Now we will finally concatenate the transformed columns with the separated out ones -

In [46]:
print(X_train_rem.shape)
print(X_train_age.shape)
print(X_train_sex.shape)
print(X_train_embarked.shape)

(712, 4)
(712, 1)
(712, 2)
(712, 3)


In [48]:
print(X_test_rem.shape)
print(X_test_age.shape)
print(X_test_sex.shape)
print(X_test_embarked.shape)

(179, 4)
(179, 1)
(179, 2)
(179, 3)


In [58]:
type(X_train_sex), type(X_train_embarked)

(scipy.sparse._csr.csr_matrix, scipy.sparse._csr.csr_matrix)

In [59]:
type(X_train_rem), type(X_train_age)

(pandas.core.frame.DataFrame, numpy.ndarray)

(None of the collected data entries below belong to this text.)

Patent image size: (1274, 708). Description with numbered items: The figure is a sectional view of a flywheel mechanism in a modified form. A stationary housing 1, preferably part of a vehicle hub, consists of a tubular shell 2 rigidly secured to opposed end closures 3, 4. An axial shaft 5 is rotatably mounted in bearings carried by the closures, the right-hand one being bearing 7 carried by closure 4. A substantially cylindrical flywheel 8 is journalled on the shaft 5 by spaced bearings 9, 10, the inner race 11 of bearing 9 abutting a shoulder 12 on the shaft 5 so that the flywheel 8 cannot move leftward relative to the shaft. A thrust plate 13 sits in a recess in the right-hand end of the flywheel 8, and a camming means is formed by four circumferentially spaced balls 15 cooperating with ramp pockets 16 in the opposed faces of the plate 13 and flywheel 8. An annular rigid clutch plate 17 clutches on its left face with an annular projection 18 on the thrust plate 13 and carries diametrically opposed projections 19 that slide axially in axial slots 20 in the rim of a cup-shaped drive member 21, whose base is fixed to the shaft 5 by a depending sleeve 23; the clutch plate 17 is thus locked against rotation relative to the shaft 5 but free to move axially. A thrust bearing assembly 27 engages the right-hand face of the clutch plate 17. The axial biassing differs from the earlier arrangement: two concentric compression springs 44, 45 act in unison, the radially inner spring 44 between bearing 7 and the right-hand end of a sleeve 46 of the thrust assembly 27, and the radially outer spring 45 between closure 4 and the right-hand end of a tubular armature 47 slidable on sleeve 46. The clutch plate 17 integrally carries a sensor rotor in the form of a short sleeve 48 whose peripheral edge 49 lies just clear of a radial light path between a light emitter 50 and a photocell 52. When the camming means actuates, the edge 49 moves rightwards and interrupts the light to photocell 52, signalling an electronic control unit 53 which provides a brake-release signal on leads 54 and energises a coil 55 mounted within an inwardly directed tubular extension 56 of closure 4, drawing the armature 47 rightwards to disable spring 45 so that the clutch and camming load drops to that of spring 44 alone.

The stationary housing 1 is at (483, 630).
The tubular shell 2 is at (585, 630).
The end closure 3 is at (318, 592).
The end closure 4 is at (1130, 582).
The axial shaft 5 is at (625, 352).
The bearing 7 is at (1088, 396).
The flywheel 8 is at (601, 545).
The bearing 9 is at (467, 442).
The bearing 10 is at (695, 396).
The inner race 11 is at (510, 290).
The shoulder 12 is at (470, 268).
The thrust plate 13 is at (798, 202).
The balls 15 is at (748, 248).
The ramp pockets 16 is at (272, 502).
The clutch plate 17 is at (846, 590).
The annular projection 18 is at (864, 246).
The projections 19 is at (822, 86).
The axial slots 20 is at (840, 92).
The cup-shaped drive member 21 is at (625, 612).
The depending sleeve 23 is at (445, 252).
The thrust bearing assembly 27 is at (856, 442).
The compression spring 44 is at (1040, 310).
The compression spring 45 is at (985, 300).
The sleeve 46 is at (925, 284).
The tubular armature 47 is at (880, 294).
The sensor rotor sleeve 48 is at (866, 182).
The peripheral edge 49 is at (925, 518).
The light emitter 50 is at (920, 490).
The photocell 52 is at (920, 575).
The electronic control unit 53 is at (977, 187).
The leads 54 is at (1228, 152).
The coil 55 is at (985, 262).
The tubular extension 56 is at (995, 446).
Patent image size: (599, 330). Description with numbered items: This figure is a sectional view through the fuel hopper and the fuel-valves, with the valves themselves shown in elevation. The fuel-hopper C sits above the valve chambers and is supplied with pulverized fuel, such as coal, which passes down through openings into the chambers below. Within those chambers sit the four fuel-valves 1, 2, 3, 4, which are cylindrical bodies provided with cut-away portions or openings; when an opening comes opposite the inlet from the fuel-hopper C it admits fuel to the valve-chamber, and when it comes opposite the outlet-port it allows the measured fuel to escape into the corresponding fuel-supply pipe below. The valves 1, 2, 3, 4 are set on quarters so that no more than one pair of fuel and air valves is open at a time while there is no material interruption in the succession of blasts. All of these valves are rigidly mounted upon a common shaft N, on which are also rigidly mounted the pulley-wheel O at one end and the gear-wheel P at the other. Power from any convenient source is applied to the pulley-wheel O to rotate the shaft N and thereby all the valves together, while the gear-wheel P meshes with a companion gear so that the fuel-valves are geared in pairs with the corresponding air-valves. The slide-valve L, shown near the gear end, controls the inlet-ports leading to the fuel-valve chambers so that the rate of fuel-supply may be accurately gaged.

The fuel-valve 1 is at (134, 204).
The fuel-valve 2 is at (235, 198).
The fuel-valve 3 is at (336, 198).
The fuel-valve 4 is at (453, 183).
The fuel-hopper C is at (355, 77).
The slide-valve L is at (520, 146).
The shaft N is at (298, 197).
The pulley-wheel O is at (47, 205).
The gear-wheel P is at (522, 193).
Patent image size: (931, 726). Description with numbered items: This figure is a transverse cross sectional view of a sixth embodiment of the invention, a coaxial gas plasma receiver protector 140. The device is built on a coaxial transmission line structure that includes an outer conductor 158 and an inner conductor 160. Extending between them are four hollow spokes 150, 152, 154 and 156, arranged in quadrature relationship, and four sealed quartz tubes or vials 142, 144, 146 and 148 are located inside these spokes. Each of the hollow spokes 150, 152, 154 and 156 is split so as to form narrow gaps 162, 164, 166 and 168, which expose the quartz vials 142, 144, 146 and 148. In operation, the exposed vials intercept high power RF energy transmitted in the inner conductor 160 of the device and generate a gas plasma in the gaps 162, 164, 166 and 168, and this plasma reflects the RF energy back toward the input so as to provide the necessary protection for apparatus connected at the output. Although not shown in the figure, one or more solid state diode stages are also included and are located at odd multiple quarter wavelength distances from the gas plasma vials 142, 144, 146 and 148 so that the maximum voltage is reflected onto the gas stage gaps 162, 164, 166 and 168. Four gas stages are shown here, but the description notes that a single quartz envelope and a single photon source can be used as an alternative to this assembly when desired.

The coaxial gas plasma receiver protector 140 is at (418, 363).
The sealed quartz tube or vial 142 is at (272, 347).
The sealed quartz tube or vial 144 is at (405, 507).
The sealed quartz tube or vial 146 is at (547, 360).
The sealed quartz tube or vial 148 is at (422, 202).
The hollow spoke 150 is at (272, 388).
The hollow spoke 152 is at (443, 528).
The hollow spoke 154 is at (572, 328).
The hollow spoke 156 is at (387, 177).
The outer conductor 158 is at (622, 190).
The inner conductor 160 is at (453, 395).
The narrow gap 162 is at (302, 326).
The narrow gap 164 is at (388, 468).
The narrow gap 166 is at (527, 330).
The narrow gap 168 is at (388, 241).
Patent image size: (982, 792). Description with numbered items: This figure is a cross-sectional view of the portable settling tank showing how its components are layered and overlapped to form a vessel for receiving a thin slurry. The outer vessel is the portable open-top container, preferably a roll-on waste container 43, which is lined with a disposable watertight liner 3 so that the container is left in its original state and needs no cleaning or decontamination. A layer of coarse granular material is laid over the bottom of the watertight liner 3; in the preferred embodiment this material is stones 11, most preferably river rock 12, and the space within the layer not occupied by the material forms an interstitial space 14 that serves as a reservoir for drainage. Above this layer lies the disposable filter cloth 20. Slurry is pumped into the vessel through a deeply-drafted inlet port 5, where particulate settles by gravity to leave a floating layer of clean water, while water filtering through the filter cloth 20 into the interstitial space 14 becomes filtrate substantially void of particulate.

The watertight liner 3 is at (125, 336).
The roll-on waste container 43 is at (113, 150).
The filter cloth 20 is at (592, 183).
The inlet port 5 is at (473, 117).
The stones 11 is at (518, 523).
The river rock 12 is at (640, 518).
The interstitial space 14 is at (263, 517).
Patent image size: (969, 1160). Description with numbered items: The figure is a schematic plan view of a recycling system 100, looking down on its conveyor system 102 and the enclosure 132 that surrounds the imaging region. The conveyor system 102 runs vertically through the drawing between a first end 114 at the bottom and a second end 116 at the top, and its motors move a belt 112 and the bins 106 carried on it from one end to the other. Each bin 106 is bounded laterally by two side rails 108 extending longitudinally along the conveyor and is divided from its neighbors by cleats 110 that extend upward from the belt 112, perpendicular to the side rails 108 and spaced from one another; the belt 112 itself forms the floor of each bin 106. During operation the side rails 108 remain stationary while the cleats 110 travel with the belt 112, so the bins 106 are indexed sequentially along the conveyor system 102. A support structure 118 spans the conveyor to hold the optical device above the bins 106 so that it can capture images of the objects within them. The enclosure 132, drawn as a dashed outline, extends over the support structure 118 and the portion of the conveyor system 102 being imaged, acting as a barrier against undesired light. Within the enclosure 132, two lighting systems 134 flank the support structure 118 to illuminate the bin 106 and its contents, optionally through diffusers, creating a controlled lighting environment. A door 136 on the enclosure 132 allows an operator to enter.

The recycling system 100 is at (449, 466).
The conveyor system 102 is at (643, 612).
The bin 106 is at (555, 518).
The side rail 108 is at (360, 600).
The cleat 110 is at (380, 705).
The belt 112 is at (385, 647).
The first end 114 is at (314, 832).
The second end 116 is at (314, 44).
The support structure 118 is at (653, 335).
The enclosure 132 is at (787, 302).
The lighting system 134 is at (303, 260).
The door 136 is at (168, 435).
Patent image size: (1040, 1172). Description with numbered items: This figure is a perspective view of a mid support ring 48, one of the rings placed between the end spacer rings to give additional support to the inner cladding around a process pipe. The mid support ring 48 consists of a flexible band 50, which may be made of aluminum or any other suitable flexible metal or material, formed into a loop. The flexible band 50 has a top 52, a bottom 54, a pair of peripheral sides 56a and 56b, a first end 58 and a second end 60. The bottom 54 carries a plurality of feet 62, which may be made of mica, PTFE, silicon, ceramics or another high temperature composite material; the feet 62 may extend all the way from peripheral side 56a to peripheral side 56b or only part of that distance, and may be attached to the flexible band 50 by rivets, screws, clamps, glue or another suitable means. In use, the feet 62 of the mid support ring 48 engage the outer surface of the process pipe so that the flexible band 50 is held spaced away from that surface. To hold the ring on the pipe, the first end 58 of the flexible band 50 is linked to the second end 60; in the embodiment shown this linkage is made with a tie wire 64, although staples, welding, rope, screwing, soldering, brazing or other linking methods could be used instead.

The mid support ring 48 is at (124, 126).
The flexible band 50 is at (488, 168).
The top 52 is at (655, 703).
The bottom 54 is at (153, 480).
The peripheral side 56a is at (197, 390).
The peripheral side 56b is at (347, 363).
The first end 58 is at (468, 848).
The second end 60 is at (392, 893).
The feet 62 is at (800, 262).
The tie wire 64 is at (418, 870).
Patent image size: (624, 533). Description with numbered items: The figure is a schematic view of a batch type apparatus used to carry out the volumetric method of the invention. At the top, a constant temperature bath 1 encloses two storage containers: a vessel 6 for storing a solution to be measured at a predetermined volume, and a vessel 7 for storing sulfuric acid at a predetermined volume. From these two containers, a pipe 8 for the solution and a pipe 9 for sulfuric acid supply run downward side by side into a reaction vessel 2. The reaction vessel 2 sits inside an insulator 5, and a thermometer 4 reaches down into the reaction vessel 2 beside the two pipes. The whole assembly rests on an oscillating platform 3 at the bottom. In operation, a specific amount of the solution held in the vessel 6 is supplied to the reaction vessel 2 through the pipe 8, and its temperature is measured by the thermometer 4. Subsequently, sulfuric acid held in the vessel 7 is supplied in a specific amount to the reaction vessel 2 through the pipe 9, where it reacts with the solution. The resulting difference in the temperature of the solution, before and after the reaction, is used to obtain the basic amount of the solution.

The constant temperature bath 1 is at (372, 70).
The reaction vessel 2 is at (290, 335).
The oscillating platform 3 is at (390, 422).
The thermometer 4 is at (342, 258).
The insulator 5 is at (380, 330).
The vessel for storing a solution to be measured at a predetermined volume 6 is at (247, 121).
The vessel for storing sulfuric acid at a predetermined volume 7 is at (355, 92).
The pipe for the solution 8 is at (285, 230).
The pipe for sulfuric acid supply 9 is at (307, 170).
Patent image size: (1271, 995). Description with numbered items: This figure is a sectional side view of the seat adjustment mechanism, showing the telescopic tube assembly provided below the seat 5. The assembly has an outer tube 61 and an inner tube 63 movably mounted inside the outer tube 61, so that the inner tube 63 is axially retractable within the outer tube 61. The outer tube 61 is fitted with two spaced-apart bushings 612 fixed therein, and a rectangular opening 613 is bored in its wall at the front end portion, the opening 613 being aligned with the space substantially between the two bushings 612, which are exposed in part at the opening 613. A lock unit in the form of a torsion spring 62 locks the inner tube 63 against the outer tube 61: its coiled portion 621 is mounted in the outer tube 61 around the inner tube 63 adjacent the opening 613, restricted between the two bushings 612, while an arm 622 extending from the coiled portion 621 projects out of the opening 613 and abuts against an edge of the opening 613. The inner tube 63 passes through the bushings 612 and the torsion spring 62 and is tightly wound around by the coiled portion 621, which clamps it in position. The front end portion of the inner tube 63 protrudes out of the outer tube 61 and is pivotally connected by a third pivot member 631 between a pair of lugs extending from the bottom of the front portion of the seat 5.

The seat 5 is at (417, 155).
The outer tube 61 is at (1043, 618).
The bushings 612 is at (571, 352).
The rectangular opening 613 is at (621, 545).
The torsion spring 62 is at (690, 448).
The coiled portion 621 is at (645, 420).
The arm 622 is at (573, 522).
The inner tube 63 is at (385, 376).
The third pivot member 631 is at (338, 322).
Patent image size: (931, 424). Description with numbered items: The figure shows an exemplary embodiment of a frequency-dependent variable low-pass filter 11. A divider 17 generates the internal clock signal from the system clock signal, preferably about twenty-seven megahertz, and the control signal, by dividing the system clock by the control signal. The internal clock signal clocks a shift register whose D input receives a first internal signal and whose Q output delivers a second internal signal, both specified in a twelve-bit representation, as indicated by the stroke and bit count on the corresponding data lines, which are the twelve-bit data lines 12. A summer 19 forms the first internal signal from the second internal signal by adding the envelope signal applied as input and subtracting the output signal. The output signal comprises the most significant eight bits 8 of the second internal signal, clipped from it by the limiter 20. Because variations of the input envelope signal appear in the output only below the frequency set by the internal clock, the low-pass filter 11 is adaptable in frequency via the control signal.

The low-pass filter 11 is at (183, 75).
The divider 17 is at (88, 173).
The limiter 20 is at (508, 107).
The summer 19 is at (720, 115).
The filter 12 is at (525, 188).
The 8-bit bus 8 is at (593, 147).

For the concatenation to work properly, the individual elements for concatenation must be either ndarray or Dataframe. Since X_train_sex and X_train_embarked are not ndarrays we can convert them to array using toarray() fxn.

In [56]:
X_train_transformed = np.concatenate((X_train_rem, X_train_age, X_train_sex.toarray(), X_train_embarked.toarray()), axis=1)
X_test_transformed = np.concatenate((X_test_rem, X_test_age, X_test_sex.toarray(), X_test_embarked.toarray()), axis=1)

In [60]:
X_train_transformed.shape

(712, 10)

In [61]:
X_test_transformed.shape

(179, 10)

Now, we will use DecisionTreeClassifier class for modelling ->

In [62]:
from sklearn.tree import DecisionTreeClassifier

In [63]:
clf = DecisionTreeClassifier()
clf.fit(X_train_transformed, y_train)

In [64]:
y_pred = clf.predict(X_test_transformed)
y_pred

array([0, 0, 0, 1, 0, 0, 1, 1, 1, 1, 0, 0, 0, 1, 1, 0, 0, 0, 0, 1, 0, 0,
       0, 1, 0, 1, 0, 1, 1, 0, 0, 1, 0, 0, 0, 0, 0, 0, 0, 0, 0, 0, 0, 0,
       1, 0, 0, 1, 0, 0, 0, 0, 1, 0, 0, 0, 0, 0, 0, 0, 1, 1, 1, 0, 1, 0,
       1, 0, 0, 1, 1, 0, 1, 0, 0, 0, 1, 0, 0, 1, 0, 1, 1, 0, 0, 1, 1, 1,
       1, 0, 0, 0, 1, 1, 0, 0, 1, 0, 0, 0, 0, 0, 0, 1, 0, 1, 1, 0, 0, 1,
       0, 1, 1, 0, 1, 1, 0, 1, 0, 1, 0, 1, 0, 0, 0, 0, 0, 0, 0, 0, 1, 0,
       0, 0, 0, 0, 0, 1, 0, 0, 0, 1, 0, 0, 1, 0, 0, 0, 1, 1, 0, 0, 1, 1,
       0, 0, 0, 0, 1, 1, 0, 1, 1, 0, 0, 0, 0, 1, 0, 0, 0, 1, 0, 0, 1, 0,
       1, 0, 1])

This output basically shows that for every row in the input test data i.e. for 179 inputs we got 179 predictions which are either 0 (not-survived) or 1(survived)

In [65]:
y_pred.shape

(179,)

Let's find the accuracy of this against the actual test outputs (y_test) ->

In [66]:
from sklearn.metrics import accuracy_score
accuracy_score(y_test, y_pred)

0.776536312849162

Now, we need to create the model file so that we can use this model anywhere we want such as a website where users can simply input the data in the website such as Age, Sex, etc. and the model we created will predict for this new data whether this person will survive in the titanic or not

In [67]:
import pickle

In [69]:
pickle.dump(ohe,open('models/ohe_sex.pkl','wb'))
pickle.dump(ohe_embarked,open('models/ohe_embarked.pkl','wb'))
pickle.dump(clf,open('models/clf.pkl','wb'))

Why did we export 3 separate models above and not just the DecisionTreeClassifier model that we created?

- Inputs from some frontend from a user for the columns like Sex and Embarked will be in string and they will definitely be required to be OHE for our created clf to perform its prediction. So, these models are also required to be exported so that we can use them as well for OHE purpose before actually giving the test data to clf.